Uncertainty over Britain joining the euro may even have been a factor in Black & Decker's decision, although the Czech Republic is outside the eurozone. The fact that Prague is queuing up to join may still be a safer bet than a referendum in favour over here.

But, given that it will only get easier for global companies to relocate their factories, and that there is no immediate prospect of Britain competing with Eastern Europe on labour costs, is there any point in the North-East looking to mass production plants for salvation?

"There is an argument that manufacturing is in terminal decline in this country," says Dr Joyce Liddle, of Durham University's Business School. "These companies need somewhere close to the European market, with low labour costs and costs of production.

"No matter how productive our factories are, or how they change their systems or how much they cut their costs, they will still not be able to compare with the Czech Republic."

Simply pouring more money into attracting investors, through incentives and grants, is no longer good enough, she says. Indeed, according to Prof Procter, the traditional tool of regional policy of encouraging large companies to invest has left the region vulnerable to the whims of a handful of executives.

Instead, there should be a shift away from semi-skilled and relatively low-paid jobs, and towards trying to nurture networks of specialised industries, says Professor Ian Stone, director of the Northern Economic Research Unit at Northumbria University.

"We want to be in more value-added activities, where our particular skills profile and resource mix give us a niche, a competitive advantage," he says.

The role for government and development agencies will then be less in the way of dangling cash-filled briefcases, and more about providing a highly-skilled workforce, as well as encouraging firms to move towards more upmarket lines.

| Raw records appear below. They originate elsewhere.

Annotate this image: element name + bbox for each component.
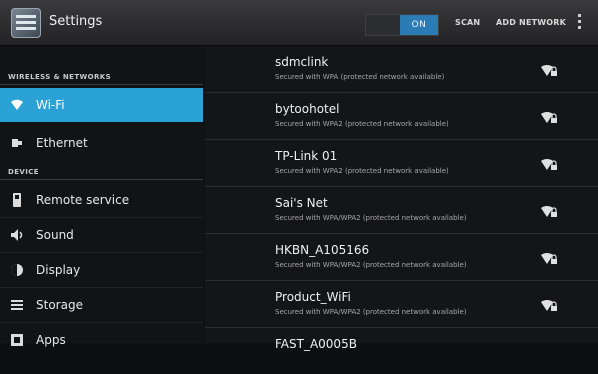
section-divider (0, 84, 203, 85)
sidebar-item-label: Storage (36, 298, 83, 312)
sidebar-item-label: Ethernet (36, 136, 88, 150)
network-status: Secured with WPA (protected network avai… (275, 73, 445, 81)
network-ssid: FAST_A0005B (275, 337, 357, 351)
sidebar-item-label: Display (36, 263, 81, 277)
wifi-locked-icon (541, 156, 557, 170)
settings-app-icon[interactable] (11, 8, 41, 38)
network-item[interactable]: Product_WiFi Secured with WPA/WPA2 (prot… (205, 281, 598, 328)
wifi-locked-icon (541, 109, 557, 123)
network-ssid: bytoohotel (275, 102, 340, 116)
network-ssid: TP-Link 01 (275, 149, 338, 163)
sidebar-item-sound[interactable]: Sound (0, 218, 203, 252)
network-item[interactable]: Sai's Net Secured with WPA/WPA2 (protect… (205, 187, 598, 234)
ethernet-icon (10, 136, 24, 150)
network-item[interactable]: bytoohotel Secured with WPA2 (protected … (205, 93, 598, 140)
settings-sidebar: WIRELESS & NETWORKS Wi-Fi Ethernet DEVIC… (0, 46, 203, 347)
network-item[interactable]: FAST_A0005B (205, 328, 598, 374)
sidebar-item-label: Wi-Fi (36, 98, 65, 112)
section-header-wireless: WIRELESS & NETWORKS (8, 73, 112, 81)
network-status: Secured with WPA/WPA2 (protected network… (275, 214, 467, 222)
network-status: Secured with WPA/WPA2 (protected network… (275, 261, 467, 269)
wifi-locked-icon (541, 203, 557, 217)
toggle-on-label: ON (400, 15, 438, 35)
add-network-button[interactable]: ADD NETWORK (496, 18, 566, 27)
sidebar-item-storage[interactable]: Storage (0, 288, 203, 322)
section-header-device: DEVICE (8, 168, 39, 176)
sidebar-item-wifi[interactable]: Wi-Fi (0, 88, 203, 122)
page-title: Settings (49, 14, 103, 29)
sidebar-item-apps[interactable]: Apps (0, 323, 203, 357)
sound-icon (10, 228, 24, 242)
network-status: Secured with WPA2 (protected network ava… (275, 120, 449, 128)
sidebar-item-remote-service[interactable]: Remote service (0, 183, 203, 217)
display-icon (10, 263, 24, 277)
network-ssid: sdmclink (275, 55, 329, 69)
storage-icon (10, 298, 24, 312)
settings-app: Settings ON SCAN ADD NETWORK WIRELESS & … (0, 0, 598, 351)
remote-icon (10, 193, 24, 207)
section-divider (0, 179, 203, 180)
overflow-menu-icon[interactable] (578, 14, 582, 32)
network-ssid: HKBN_A105166 (275, 243, 370, 257)
wifi-locked-icon (541, 297, 557, 311)
sidebar-item-label: Sound (36, 228, 74, 242)
network-ssid: Product_WiFi (275, 290, 351, 304)
wifi-toggle[interactable]: ON (365, 14, 439, 36)
wifi-locked-icon (541, 250, 557, 264)
action-bar: Settings ON SCAN ADD NETWORK (0, 0, 598, 46)
network-item[interactable]: HKBN_A105166 Secured with WPA/WPA2 (prot… (205, 234, 598, 281)
sidebar-item-label: Apps (36, 333, 66, 347)
sidebar-item-ethernet[interactable]: Ethernet (0, 126, 203, 160)
sidebar-item-display[interactable]: Display (0, 253, 203, 287)
scan-button[interactable]: SCAN (455, 18, 480, 27)
network-status: Secured with WPA2 (protected network ava… (275, 167, 449, 175)
apps-icon (10, 333, 24, 347)
network-item[interactable]: sdmclink Secured with WPA (protected net… (205, 46, 598, 93)
network-ssid: Sai's Net (275, 196, 328, 210)
sidebar-item-label: Remote service (36, 193, 130, 207)
wifi-network-list: sdmclink Secured with WPA (protected net… (205, 46, 598, 351)
wifi-icon (10, 98, 24, 112)
network-item[interactable]: TP-Link 01 Secured with WPA2 (protected … (205, 140, 598, 187)
network-status: Secured with WPA/WPA2 (protected network… (275, 308, 467, 316)
wifi-locked-icon (541, 62, 557, 76)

"Companies need to be encouraged to up their skill requirement, improve the quality of their labour, and develop products which are more sophisticated. That gets you into a virtuous circle of producing high quality products and services, and that is important for the future of a region like this. We don't want to be competing on wages," Prof Stone says.

The drawback to this approach, of course, is that it may take some time for the benefits to be felt, and, in the meantime, it takes up a lot of investment both in money and energy. But, says Prof Procter, there may really be no alternative if the region is going to find itself a viable role.

"It is quite clear that Black & Decker is not a one-off - it is part of a broader trend. It is futile to keep pursuing those same kind of companies, but the alternative of trying to create the conditions for indigenous growth is very difficult," he says.

It may not come as much comfort to those 1,000 erstwhile members of the best workforce in the world now facing life without a job, but maybe the time has come for this North-East dog to learn some new tricks.